O império desenvolveu-se por influência destes corajosos guerreiros, com eles cresceu e deles ganhou a sua força, o seu dinamismo e a sua coragem. Muitas foram as cidades-estado que cresceram junto às margens do Marthiris. São elas que constituem a esperança do reino. Ao norte do lago do Medo, antes de se alcançar a margem sul do lago Nhaguk, encontra-se a cidade estado de Nadhiris. É aqui que a comitiva irá descansar por alguns dias.
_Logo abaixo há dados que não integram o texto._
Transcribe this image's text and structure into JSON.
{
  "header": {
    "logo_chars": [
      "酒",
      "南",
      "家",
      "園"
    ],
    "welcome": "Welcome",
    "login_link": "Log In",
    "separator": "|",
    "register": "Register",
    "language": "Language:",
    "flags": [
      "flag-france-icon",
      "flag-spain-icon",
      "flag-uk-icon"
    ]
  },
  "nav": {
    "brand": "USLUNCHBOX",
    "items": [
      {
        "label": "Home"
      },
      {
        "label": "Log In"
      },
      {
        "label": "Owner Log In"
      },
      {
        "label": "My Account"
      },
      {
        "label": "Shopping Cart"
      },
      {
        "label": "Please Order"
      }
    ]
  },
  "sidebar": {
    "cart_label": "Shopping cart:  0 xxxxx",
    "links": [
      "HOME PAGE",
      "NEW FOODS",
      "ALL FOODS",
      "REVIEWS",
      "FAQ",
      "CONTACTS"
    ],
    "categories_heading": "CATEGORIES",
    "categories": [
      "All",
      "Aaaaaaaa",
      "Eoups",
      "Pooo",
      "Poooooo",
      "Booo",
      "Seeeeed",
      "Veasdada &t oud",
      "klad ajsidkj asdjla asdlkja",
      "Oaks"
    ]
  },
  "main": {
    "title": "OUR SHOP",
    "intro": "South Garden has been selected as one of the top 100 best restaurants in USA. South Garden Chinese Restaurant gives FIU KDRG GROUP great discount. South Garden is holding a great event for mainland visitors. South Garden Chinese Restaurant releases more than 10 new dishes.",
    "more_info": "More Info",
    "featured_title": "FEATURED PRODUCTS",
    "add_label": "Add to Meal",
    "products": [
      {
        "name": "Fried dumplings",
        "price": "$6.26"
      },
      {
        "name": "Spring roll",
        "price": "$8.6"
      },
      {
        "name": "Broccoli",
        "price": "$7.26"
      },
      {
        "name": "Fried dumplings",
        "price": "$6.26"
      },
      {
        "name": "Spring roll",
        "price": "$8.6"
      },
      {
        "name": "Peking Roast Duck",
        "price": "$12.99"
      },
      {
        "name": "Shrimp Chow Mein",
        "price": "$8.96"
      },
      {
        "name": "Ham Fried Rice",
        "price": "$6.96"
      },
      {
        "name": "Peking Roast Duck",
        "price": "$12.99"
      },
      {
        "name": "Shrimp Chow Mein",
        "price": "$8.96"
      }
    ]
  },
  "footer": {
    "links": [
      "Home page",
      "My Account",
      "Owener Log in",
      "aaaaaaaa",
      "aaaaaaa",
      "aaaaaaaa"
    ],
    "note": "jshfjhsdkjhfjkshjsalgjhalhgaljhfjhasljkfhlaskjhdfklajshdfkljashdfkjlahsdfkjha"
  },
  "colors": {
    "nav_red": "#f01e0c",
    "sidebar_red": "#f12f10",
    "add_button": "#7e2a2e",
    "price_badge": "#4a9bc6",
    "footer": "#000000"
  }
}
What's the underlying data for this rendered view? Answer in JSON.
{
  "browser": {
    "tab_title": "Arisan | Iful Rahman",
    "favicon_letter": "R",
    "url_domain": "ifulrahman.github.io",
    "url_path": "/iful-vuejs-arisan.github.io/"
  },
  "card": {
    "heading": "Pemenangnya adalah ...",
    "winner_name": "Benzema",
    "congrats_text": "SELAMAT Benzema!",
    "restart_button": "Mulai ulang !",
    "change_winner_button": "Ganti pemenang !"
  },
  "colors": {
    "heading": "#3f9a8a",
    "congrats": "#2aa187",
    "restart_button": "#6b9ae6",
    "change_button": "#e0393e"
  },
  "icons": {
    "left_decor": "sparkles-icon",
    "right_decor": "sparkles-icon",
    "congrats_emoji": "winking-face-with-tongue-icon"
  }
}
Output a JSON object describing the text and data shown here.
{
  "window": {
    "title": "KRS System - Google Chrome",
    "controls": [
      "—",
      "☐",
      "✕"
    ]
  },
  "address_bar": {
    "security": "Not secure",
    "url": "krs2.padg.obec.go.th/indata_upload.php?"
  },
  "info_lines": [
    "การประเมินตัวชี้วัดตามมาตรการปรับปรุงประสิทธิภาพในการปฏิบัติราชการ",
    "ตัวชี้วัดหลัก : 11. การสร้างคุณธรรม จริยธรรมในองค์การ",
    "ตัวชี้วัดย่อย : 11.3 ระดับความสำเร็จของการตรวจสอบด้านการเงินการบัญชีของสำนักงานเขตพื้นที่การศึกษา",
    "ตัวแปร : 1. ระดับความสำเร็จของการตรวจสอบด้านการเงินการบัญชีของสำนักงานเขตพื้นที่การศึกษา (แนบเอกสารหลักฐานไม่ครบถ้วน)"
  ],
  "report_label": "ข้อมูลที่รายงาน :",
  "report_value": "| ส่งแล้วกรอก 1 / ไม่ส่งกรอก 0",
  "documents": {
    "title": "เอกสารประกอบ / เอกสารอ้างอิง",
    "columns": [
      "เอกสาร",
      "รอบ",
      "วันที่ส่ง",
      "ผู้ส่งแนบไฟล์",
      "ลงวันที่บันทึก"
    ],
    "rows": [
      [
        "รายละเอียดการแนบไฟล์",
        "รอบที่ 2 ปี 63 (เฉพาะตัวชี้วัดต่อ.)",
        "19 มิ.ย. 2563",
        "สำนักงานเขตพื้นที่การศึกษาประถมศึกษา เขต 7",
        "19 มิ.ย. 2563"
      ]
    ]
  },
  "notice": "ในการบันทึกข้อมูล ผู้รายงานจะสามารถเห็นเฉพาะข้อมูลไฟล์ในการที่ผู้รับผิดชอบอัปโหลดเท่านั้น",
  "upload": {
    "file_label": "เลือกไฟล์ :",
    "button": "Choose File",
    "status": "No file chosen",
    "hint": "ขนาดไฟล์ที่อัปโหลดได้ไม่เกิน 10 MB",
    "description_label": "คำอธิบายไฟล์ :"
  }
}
Os habitantes recebem o futuro rei serpente e toda a corte com imensa alegria. Hannibas, que permanecera em silêncio os últimos dias da viagem, não consegue evitar um rasgado sorriso. O império que herdou continua vivo, esperançoso e destemido.

O rasto das viagens, carregado de paisagens sombrias, foi muito duro para as lembranças dos cavaleiros. Aqui em Nadhiris os sonhos parecem ser de audácia e revelam vontade de mudança. Aqui tudo se encontra como deve ser. A população desde muito cedo marchou para a capital do reino para ajudar na sua reconstrução. Foram daqui enviados muitos trabalhadores, mão-de-obra especializada, arquitectos e sábios empreiteiros. A loucura desse dia em que o monstro atacou reflecte-se no dia-a-dia da população de Nadhiris. Aqui também chegaram muitas das vítimas da tragédia, feridos, desabrigados e muitos desalojados encontraram um refúgio. São muitas as histórias de infortúnios que se escutam pelas ruas e avenidas desta cidade bastião. Nadhiris transformou-se num dos principais portos de abrigo para os que sentiram de perto o bafo negro do dragão.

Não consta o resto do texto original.